The positive opinion is based on the Phase III RATIFY (CALGB 10603 [Alliance]) clinical trial, which was conducted in collaboration with the Alliance for Clinical Trials in Oncology and 13 international cooperative groups. In the trial, newly diagnosed FLT3 mutation-positive patients who received Rydapt plus standard chemotherapy experienced significant improvement in overall survival with a 23% reduction in the risk of death compared with placebo plus standard chemotherapy, with median overall survival of 74.7 months and 25.6 months, respectively (hazard ratio [HR] = 0.77, 95% CI, 0.63, 0.95; one-sided p=0.0078)1. The full data from the RATIFY trial were recently published in the New England Journal of Medicine (NEJM).

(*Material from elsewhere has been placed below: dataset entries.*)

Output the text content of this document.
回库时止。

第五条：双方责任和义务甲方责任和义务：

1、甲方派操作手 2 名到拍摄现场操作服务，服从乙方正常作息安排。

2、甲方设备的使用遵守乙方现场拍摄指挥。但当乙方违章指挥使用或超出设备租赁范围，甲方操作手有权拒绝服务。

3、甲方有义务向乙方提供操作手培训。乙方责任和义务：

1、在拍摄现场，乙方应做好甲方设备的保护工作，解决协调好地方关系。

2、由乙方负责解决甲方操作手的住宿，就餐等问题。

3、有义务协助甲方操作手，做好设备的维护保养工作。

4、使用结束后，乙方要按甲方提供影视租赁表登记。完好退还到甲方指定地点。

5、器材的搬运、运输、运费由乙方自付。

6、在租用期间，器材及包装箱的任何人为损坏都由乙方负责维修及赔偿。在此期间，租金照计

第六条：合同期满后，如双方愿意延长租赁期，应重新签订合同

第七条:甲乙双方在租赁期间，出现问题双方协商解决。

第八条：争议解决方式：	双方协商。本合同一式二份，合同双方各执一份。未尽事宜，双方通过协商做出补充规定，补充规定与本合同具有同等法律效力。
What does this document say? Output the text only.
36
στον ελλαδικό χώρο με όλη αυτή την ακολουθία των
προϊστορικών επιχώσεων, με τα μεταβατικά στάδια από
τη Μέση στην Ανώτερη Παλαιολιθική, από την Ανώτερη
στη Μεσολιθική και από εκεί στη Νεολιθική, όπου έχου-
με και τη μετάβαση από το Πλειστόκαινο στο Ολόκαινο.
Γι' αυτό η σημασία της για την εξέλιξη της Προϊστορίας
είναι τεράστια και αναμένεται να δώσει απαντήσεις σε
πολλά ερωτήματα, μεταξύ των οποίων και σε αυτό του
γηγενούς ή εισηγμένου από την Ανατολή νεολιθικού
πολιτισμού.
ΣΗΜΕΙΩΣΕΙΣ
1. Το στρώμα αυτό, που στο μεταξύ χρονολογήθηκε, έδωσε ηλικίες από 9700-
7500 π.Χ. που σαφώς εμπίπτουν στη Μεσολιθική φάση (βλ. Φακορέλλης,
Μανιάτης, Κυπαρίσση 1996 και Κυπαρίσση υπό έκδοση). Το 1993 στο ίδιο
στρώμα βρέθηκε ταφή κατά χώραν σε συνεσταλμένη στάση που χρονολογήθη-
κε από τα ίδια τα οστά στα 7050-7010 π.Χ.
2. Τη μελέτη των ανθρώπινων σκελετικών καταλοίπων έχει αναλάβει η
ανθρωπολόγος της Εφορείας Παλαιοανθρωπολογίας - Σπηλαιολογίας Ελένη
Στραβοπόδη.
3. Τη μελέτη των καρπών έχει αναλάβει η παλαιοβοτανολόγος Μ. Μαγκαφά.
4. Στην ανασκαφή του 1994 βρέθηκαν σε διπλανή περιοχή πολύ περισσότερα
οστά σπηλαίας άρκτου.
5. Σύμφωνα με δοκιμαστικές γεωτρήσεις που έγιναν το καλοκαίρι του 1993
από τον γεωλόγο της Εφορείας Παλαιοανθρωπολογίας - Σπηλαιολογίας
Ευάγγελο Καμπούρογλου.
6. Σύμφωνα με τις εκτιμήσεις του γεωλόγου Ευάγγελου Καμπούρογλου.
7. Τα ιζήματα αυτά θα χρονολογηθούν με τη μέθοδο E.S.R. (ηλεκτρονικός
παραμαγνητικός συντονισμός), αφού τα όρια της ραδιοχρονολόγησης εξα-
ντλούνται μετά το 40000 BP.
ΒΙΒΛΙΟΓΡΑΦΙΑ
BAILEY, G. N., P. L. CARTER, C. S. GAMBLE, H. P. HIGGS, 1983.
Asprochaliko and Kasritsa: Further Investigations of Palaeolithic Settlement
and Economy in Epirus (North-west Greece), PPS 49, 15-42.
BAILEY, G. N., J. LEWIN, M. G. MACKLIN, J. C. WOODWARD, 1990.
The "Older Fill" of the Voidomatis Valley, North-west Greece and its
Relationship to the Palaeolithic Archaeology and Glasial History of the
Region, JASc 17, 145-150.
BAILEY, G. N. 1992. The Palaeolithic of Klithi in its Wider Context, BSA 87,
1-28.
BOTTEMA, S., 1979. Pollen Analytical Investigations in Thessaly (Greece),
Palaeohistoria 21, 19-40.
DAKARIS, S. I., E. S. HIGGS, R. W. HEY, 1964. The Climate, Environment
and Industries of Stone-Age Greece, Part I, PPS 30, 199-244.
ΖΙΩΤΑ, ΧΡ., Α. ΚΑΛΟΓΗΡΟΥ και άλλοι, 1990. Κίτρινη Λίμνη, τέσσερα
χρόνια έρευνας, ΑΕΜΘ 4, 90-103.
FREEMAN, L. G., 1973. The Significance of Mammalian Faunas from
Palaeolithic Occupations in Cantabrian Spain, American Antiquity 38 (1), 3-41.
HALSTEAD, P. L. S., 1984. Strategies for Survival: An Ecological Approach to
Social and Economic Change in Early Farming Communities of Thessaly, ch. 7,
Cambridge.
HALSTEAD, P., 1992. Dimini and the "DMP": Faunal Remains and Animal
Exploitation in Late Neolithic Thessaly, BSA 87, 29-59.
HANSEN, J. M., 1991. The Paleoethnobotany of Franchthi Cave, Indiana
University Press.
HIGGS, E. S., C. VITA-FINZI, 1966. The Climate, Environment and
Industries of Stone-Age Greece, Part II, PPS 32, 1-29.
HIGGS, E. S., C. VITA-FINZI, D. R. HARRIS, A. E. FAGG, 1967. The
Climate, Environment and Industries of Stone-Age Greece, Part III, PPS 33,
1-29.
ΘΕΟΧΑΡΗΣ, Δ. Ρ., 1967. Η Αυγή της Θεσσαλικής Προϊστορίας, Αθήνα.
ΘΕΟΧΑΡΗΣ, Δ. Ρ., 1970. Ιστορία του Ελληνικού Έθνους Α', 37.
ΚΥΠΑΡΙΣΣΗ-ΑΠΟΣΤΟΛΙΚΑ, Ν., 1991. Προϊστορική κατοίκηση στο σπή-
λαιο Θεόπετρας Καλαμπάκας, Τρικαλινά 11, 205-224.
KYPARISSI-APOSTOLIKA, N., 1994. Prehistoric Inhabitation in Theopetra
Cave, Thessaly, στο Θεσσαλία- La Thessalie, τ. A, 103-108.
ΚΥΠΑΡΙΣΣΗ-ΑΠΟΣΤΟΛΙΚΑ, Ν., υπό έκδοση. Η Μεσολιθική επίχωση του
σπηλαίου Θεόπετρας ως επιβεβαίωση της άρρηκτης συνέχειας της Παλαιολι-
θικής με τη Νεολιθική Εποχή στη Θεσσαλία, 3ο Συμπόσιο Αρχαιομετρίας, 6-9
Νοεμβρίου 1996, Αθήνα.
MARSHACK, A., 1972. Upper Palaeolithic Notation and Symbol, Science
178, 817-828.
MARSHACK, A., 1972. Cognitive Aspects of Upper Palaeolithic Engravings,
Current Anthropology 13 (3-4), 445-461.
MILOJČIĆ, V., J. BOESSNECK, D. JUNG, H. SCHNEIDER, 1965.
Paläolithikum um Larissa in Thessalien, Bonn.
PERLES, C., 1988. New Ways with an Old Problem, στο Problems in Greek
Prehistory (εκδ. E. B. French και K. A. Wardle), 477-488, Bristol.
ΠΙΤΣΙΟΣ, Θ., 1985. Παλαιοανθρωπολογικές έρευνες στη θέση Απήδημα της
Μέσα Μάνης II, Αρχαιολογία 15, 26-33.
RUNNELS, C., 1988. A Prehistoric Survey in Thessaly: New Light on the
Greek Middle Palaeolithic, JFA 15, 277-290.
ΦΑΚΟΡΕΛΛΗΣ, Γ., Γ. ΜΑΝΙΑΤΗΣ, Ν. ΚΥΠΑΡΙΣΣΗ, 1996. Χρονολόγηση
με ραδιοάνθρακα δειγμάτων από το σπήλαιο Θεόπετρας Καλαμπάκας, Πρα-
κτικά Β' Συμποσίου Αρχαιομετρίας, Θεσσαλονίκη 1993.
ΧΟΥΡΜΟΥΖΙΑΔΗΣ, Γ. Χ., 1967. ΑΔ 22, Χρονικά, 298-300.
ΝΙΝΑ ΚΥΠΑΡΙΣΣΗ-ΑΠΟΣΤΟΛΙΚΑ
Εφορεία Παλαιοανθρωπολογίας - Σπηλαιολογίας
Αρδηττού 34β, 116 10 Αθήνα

Event-free survival (EFS; event defined as no complete remission within 60 days of the start of induction therapy, relapse or death) was significantly longer for Rydapt plus chemotherapy versus placebo plus standard chemotherapy (median of 8.2 months compared to 3.0 months, HR = 0.78, 95% CI 0.66, 0.93 and one-sided p=0.0024). RATIFY is the largest worldwide clinical trial in newly diagnosed FLT3-mutated AML to date, as 3,277 AML patients were screened for the FLT3 mutation and 717 patients were enrolled.

In the Phase III AML RATIFY trial, the most frequent adverse reactions (incidence greater than or equal to 30%) in the Rydapt plus standard chemotherapy arm were febrile neutropenia, nausea, exfoliative dermatitis, vomiting, headache, petechiae (small red skin spots) and pyrexia. The most frequent non-hematologic Grade 3/4 adverse reaction was febrile neutropenia.

The recommendation in advanced SM is based on two single-arm open-label multicenter trials, including the Phase II study (CPKC412D2201), which was the largest prospective trial ever conducted in this rare disorder. The efficacy of Rydapt was established using modified Valent criteria, with patients demonstrating an overall response rate, defined as a major or partial response, of 59.6% (95% confidence interval [CI], 48.6, 69.8%). Efficacy was also assessed in a post-hoc analysis using the 2013 International Working Group-Myeloproliferative Neoplasms Research and Treatment-European Competence Network on Mastocytosis (IWG-MRT-ECNM) consensus criteria (n=113). This assessment estimated an overall response rate of 28.3% (95% CI, 20.2, 37.6).

In advanced SM, the most frequent adverse reactions were nausea, vomiting, diarrhea, peripheral edema and fatigue. The most frequent Grade 3/4 adverse reactions were fatigue, sepsis, pneumonia, febrile neutropenia and diarrhea.